Le plus gros fonds en capital-risque

Azur Innovation Fund n’aurait pu trouver meilleur contexte pour son closing. En effet, la crise du Covid-19 a permis de tirer deux principaux enseignements: Quand le financement est là, les Marocains peuvent faire preuve de créativité en matière d’entrepreneuriat. De plus, les activités de la nouvelle économie, drivées par la digitalisation, les objets connectés, l’intelligence artificielle, devraient connaître un important essor à la sortie de la crise.

Après trois ans de discussions, les investisseurs viennent d’officialiser leur entrée dans le capital du fonds. Un délai qui s’explique par la diversité des parties prenantes: CCG, CIH Bank, Bank of Africa, Masen, Saham Assurances, BAD, DGGF (fonds de développement du gouvernement hollandais) et la KfW (organisme allemand de financement de la coopération).

Les discussions entre actionnaires et gestionnaires du fonds ont pris du temps parce qu’il fallait trouver un consensus sur les critères de gouvernance, une politique d’investissement commune, d’audit…

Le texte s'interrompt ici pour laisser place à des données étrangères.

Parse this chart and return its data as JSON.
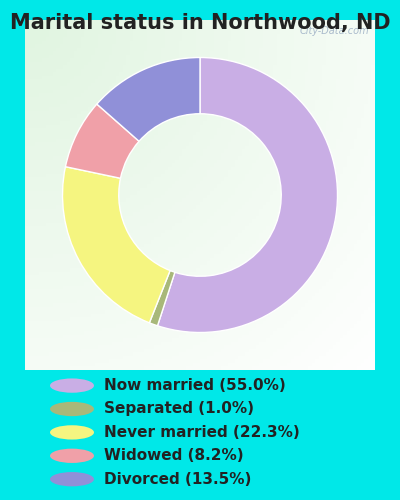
{
  "title": "Marital status in Northwood, ND",
  "slices": [
    55.0,
    1.0,
    22.3,
    8.2,
    13.5
  ],
  "labels": [
    "Now married (55.0%)",
    "Separated (1.0%)",
    "Never married (22.3%)",
    "Widowed (8.2%)",
    "Divorced (13.5%)"
  ],
  "colors": [
    "#c9aee5",
    "#a8b87a",
    "#f5f580",
    "#f0a0a8",
    "#9090d8"
  ],
  "bg_cyan": "#00e8e8",
  "bg_inner_color1": "#e8f5e8",
  "bg_inner_color2": "#f8fdf8",
  "title_fontsize": 15,
  "legend_fontsize": 11,
  "watermark": "City-Data.com",
  "donut_width": 0.38
}
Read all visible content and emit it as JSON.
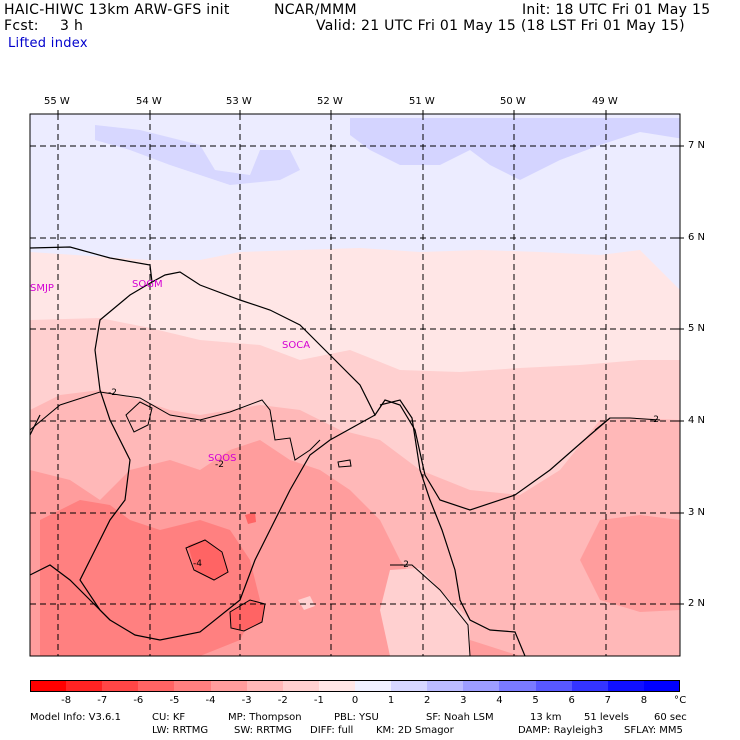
{
  "header": {
    "model": "HAIC-HIWC 13km ARW-GFS init",
    "org": "NCAR/MMM",
    "init": "Init: 18 UTC Fri 01 May 15",
    "fcst_label": "Fcst:",
    "fcst_value": "3 h",
    "valid": "Valid: 21 UTC Fri 01 May 15 (18 LST Fri 01 May 15)",
    "field": "Lifted index"
  },
  "longitudes": [
    "55 W",
    "54 W",
    "53 W",
    "52 W",
    "51 W",
    "50 W",
    "49 W"
  ],
  "latitudes": [
    "7 N",
    "6 N",
    "5 N",
    "4 N",
    "3 N",
    "2 N"
  ],
  "stations": [
    "SMJP",
    "SOGM",
    "SOCA",
    "SOOS"
  ],
  "contour_labels": [
    "-2",
    "-2",
    "-4",
    "-2",
    "-2"
  ],
  "colorbar": {
    "labels": [
      "-8",
      "-7",
      "-6",
      "-5",
      "-4",
      "-3",
      "-2",
      "-1",
      "0",
      "1",
      "2",
      "3",
      "4",
      "5",
      "6",
      "7",
      "8"
    ],
    "unit": "°C",
    "colors": [
      "#ff0000",
      "#ff2323",
      "#ff4646",
      "#ff6464",
      "#ff8080",
      "#ff9d9d",
      "#ffb8b8",
      "#ffd0d0",
      "#ffe6e6",
      "#f0f0ff",
      "#d7d7ff",
      "#bbbbff",
      "#9d9dff",
      "#7a7aff",
      "#5858ff",
      "#3434ff",
      "#1010ff",
      "#0000ff"
    ]
  },
  "footer": {
    "line1": [
      "Model Info: V3.6.1",
      "CU: KF",
      "MP: Thompson",
      "PBL: YSU",
      "SF: Noah LSM",
      "13 km",
      "51 levels",
      "60 sec"
    ],
    "line2": [
      "LW: RRTMG",
      "SW: RRTMG",
      "DIFF: full",
      "KM: 2D Smagor",
      "DAMP: Rayleigh3",
      "SFLAY: MM5"
    ]
  }
}
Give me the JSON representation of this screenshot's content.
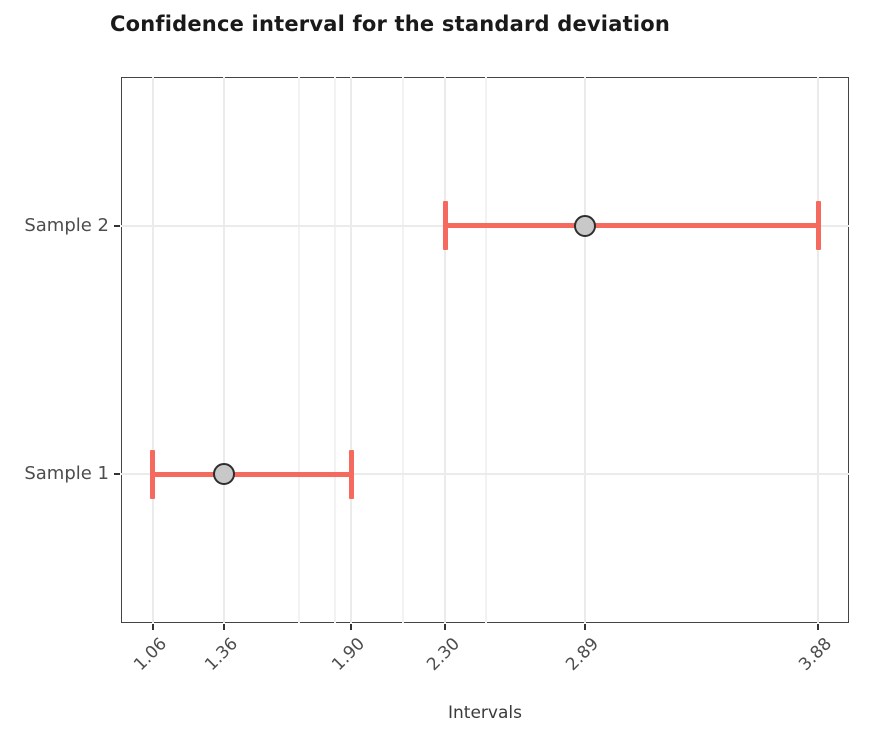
{
  "title": "Confidence interval for the standard deviation",
  "chart_data": {
    "type": "errorbar",
    "orientation": "horizontal",
    "title": "Confidence interval for the standard deviation",
    "xlabel": "Intervals",
    "ylabel": "",
    "categories": [
      "Sample 1",
      "Sample 2"
    ],
    "series": [
      {
        "name": "sd-confidence-intervals",
        "points": [
          {
            "category": "Sample 1",
            "estimate": 1.36,
            "lower": 1.06,
            "upper": 1.9
          },
          {
            "category": "Sample 2",
            "estimate": 2.89,
            "lower": 2.3,
            "upper": 3.88
          }
        ]
      }
    ],
    "x_ticks": [
      1.06,
      1.36,
      1.9,
      2.3,
      2.89,
      3.88
    ],
    "x_tick_labels": [
      "1.06",
      "1.36",
      "1.90",
      "2.30",
      "2.89",
      "3.88"
    ],
    "minor_gridlines_x": [
      1.68,
      1.83,
      2.12,
      2.47
    ],
    "xlim": [
      0.925,
      4.01
    ],
    "grid": true,
    "legend": false,
    "colors": {
      "errorbar": "#f5695e",
      "marker_fill": "#c8c8c8",
      "marker_stroke": "#2e2e2e",
      "gridline": "#ebebeb",
      "minor_gridline": "#f2f2f2",
      "panel_border": "#444444",
      "tick": "#333333",
      "title_text": "#1a1a1a",
      "axis_text": "#4d4d4d"
    }
  }
}
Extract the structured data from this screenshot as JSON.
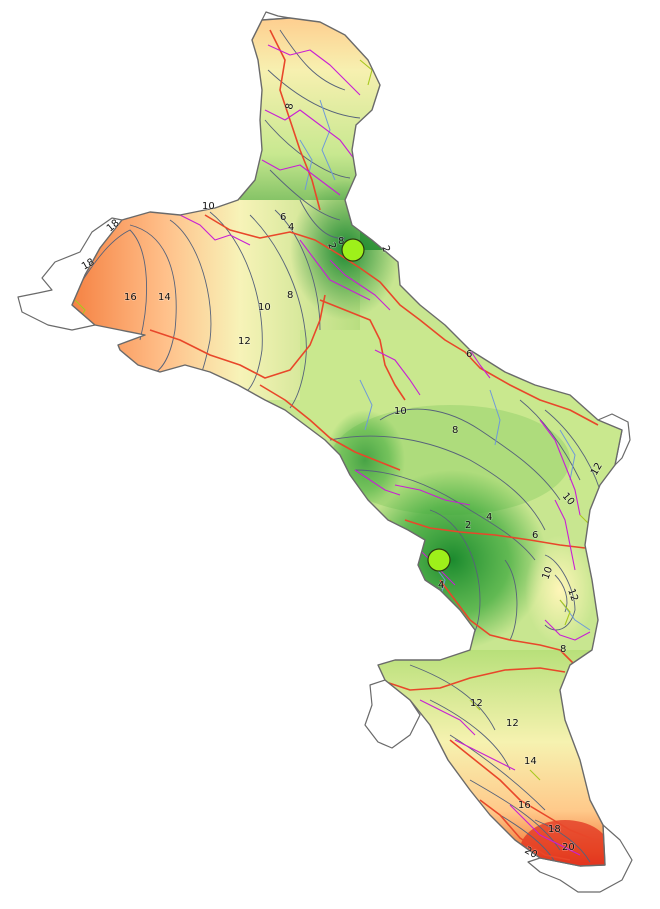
{
  "map": {
    "contour_labels": [
      "2",
      "2",
      "2",
      "4",
      "4",
      "4",
      "6",
      "6",
      "6",
      "8",
      "8",
      "8",
      "8",
      "8",
      "10",
      "10",
      "10",
      "10",
      "10",
      "12",
      "12",
      "12",
      "12",
      "12",
      "14",
      "14",
      "16",
      "16",
      "18",
      "18",
      "18",
      "20",
      "20"
    ],
    "markers": [
      {
        "name": "marker-north",
        "color": "#9ef01a"
      },
      {
        "name": "marker-south",
        "color": "#9ef01a"
      }
    ],
    "colors": {
      "low": "#2e9a3a",
      "mid": "#d7f09a",
      "high": "#ffc98a",
      "peak": "#e0201a",
      "roads_major": "#e8472a",
      "roads_minor": "#c81fd4",
      "streams": "#6f9ad8"
    }
  }
}
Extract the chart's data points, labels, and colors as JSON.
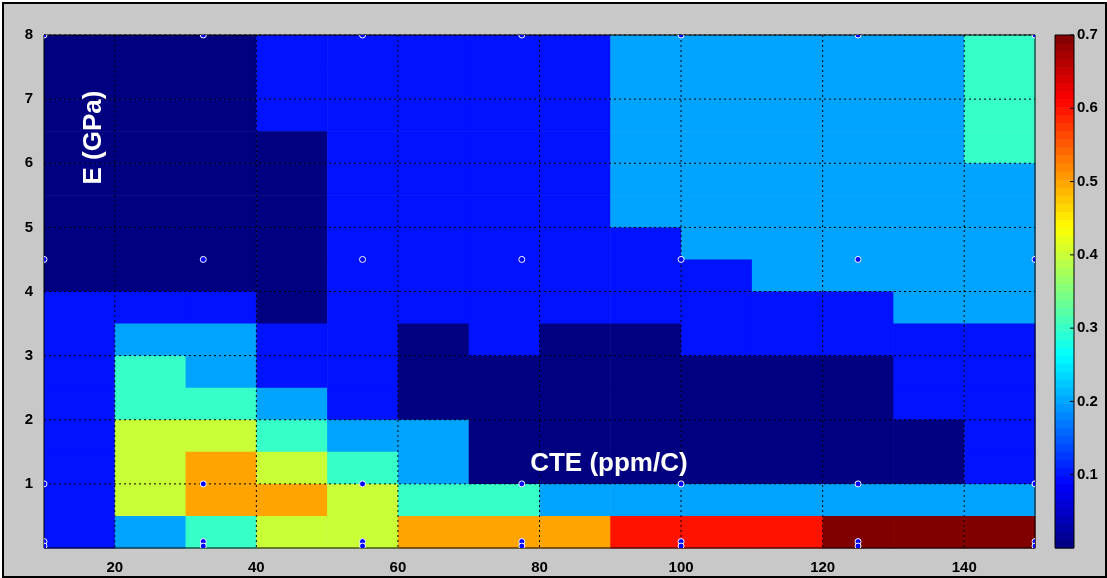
{
  "chart_data": {
    "type": "heatmap",
    "xlabel": "CTE (ppm/C)",
    "ylabel": "E (GPa)",
    "cells": [
      [
        0,
        0,
        0,
        0.1,
        0.1,
        0.1,
        0.1,
        0.1,
        0.2,
        0.2,
        0.2,
        0.2,
        0.2,
        0.3
      ],
      [
        0,
        0,
        0,
        0.1,
        0.1,
        0.1,
        0.1,
        0.1,
        0.2,
        0.2,
        0.2,
        0.2,
        0.2,
        0.3
      ],
      [
        0,
        0,
        0,
        0.1,
        0.1,
        0.1,
        0.1,
        0.1,
        0.2,
        0.2,
        0.2,
        0.2,
        0.2,
        0.3
      ],
      [
        0,
        0,
        0,
        0,
        0.1,
        0.1,
        0.1,
        0.1,
        0.2,
        0.2,
        0.2,
        0.2,
        0.2,
        0.3
      ],
      [
        0,
        0,
        0,
        0,
        0.1,
        0.1,
        0.1,
        0.1,
        0.2,
        0.2,
        0.2,
        0.2,
        0.2,
        0.2
      ],
      [
        0,
        0,
        0,
        0,
        0.1,
        0.1,
        0.1,
        0.1,
        0.2,
        0.2,
        0.2,
        0.2,
        0.2,
        0.2
      ],
      [
        0,
        0,
        0,
        0,
        0.1,
        0.1,
        0.1,
        0.1,
        0.1,
        0.2,
        0.2,
        0.2,
        0.2,
        0.2
      ],
      [
        0,
        0,
        0,
        0,
        0.1,
        0.1,
        0.1,
        0.1,
        0.1,
        0.1,
        0.2,
        0.2,
        0.2,
        0.2
      ],
      [
        0.1,
        0.1,
        0.1,
        0,
        0.1,
        0.1,
        0.1,
        0.1,
        0.1,
        0.1,
        0.1,
        0.1,
        0.2,
        0.2
      ],
      [
        0.1,
        0.2,
        0.2,
        0.1,
        0.1,
        0,
        0.1,
        0,
        0,
        0.1,
        0.1,
        0.1,
        0.1,
        0.1
      ],
      [
        0.1,
        0.3,
        0.2,
        0.1,
        0.1,
        0,
        0,
        0,
        0,
        0,
        0,
        0,
        0.1,
        0.1
      ],
      [
        0.1,
        0.3,
        0.3,
        0.2,
        0.1,
        0,
        0,
        0,
        0,
        0,
        0,
        0,
        0.1,
        0.1
      ],
      [
        0.1,
        0.4,
        0.4,
        0.3,
        0.2,
        0.2,
        0,
        0,
        0,
        0,
        0,
        0,
        0,
        0.1
      ],
      [
        0.1,
        0.4,
        0.5,
        0.4,
        0.3,
        0.2,
        0,
        0,
        0,
        0,
        0,
        0,
        0,
        0.1
      ],
      [
        0.1,
        0.4,
        0.5,
        0.5,
        0.4,
        0.3,
        0.3,
        0.2,
        0.2,
        0.2,
        0.2,
        0.2,
        0.2,
        0.2
      ],
      [
        0.1,
        0.2,
        0.3,
        0.4,
        0.4,
        0.5,
        0.5,
        0.5,
        0.6,
        0.6,
        0.6,
        0.7,
        0.7,
        0.7
      ]
    ],
    "clim": [
      0,
      0.7
    ],
    "cticks": [
      0.1,
      0.2,
      0.3,
      0.4,
      0.5,
      0.6,
      0.7
    ],
    "xlim": [
      10,
      150
    ],
    "ylim": [
      0,
      8
    ],
    "xticks": [
      20,
      40,
      60,
      80,
      100,
      120,
      140
    ],
    "yticks": [
      1,
      2,
      3,
      4,
      5,
      6,
      7,
      8
    ],
    "grid": true,
    "marker": "circle",
    "series": [
      {
        "type": "scatter",
        "color": "#0000ff",
        "x": [
          10,
          32.5,
          55,
          77.5,
          100,
          125,
          150,
          10,
          32.5,
          55,
          77.5,
          100,
          125,
          150,
          10,
          32.5,
          55,
          77.5,
          100,
          125,
          150,
          10,
          32.5,
          55,
          77.5,
          100,
          125,
          150,
          10,
          32.5,
          55,
          77.5,
          100,
          125,
          150
        ],
        "values": [
          8,
          8,
          8,
          8,
          8,
          8,
          8,
          4.5,
          4.5,
          4.5,
          4.5,
          4.5,
          4.5,
          4.5,
          1,
          1,
          1,
          1,
          1,
          1,
          1,
          0.1,
          0.1,
          0.1,
          0.1,
          0.1,
          0.1,
          0.1,
          0.03,
          0.03,
          0.03,
          0.03,
          0.03,
          0.03,
          0.03
        ]
      }
    ]
  }
}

C’est la première fois au Maroc qu’un fonds dédié au capital-risque des startups atteint 350 millions de DH. Le dernier était plafonné à 120 millions de DH. Les investisseurs étrangers ont franchi le rubicond grâce au levier financier apporté par la CCG pour un montant de 100 millions de DH et la garantie aux participants.

Azur Innovation Fund se distingue par le pouvoir discrétionnaire de l’équipe de gestion qui a l’autonomie en matière de décision. L’autre point fort du fonds concerne le ticket d’investissement qui démarre à 5 millions de DH par startup et qui peut faire l’objet d’une rallonge pouvant atteindre 15 millions de DH en fonction du développement du projet. Ce qui constitue une garantie de financement supplémentaire permettant aux startups de poursuivre leur croissance après la première amorce.

Lors de deux comités d’investissement du fonds, trois startups sur quatre ont été validées. L’une est une plateforme services, la deuxième est spécialisée dans le développement de jeux éducatifs en ligne et la troisième se positionne sur la détection et le monitoring du cancer.

«Notre politique d’investissement se base sur un certain nombre de critères tels que le caractère innovant du projet, son impact économique et social, ses perspectives à l’international, sa rentabilité, sa scalabilité… Mais le critère le plus important reste la qualité de l’équipe dirigeante en matière de gouvernance et sa maturité à traiter avec les investisseurs», explique Khalil Azzouzi, vice-président de la société de gestion Azur Innovation Management.

Le principe du partenariat s’appuie sur une prise de participation minoritaire dans le capital de la startup selon un pourcentage convenu avec les fondateurs ou à travers des obligations convertibles en actions, avec un horizon de retrait pouvant aller à sept ans. La sortie peut s’effectuer via la Bourse quand les critères sont remplis, la cession à un investisseur stratégique ou aux fondateurs s’ils le souhaitent, ou à travers un fonds d’investissement et de développement.

Modes de prospection

Les startups sont recrutées via les réseaux personnels des gestionnaires du fonds, par des confrères ou les réseaux sociaux, principalement LinkedIn, qui permet une première prise de contact et d’échange avec les porteurs de projet.
Le portefeuille Azur Innovation Fund a été intentionnellement limité à 20 startups pour que l’équipe gestionnaire, au nombre de sept experts totalisant plus de 80 ans d’expérience, puisse mieux se concentrer sur les structures dans lesquelles le fonds a investi. Sachant que le deal flow attendu serait de 1.000 startups sur les cinq à six ans à venir.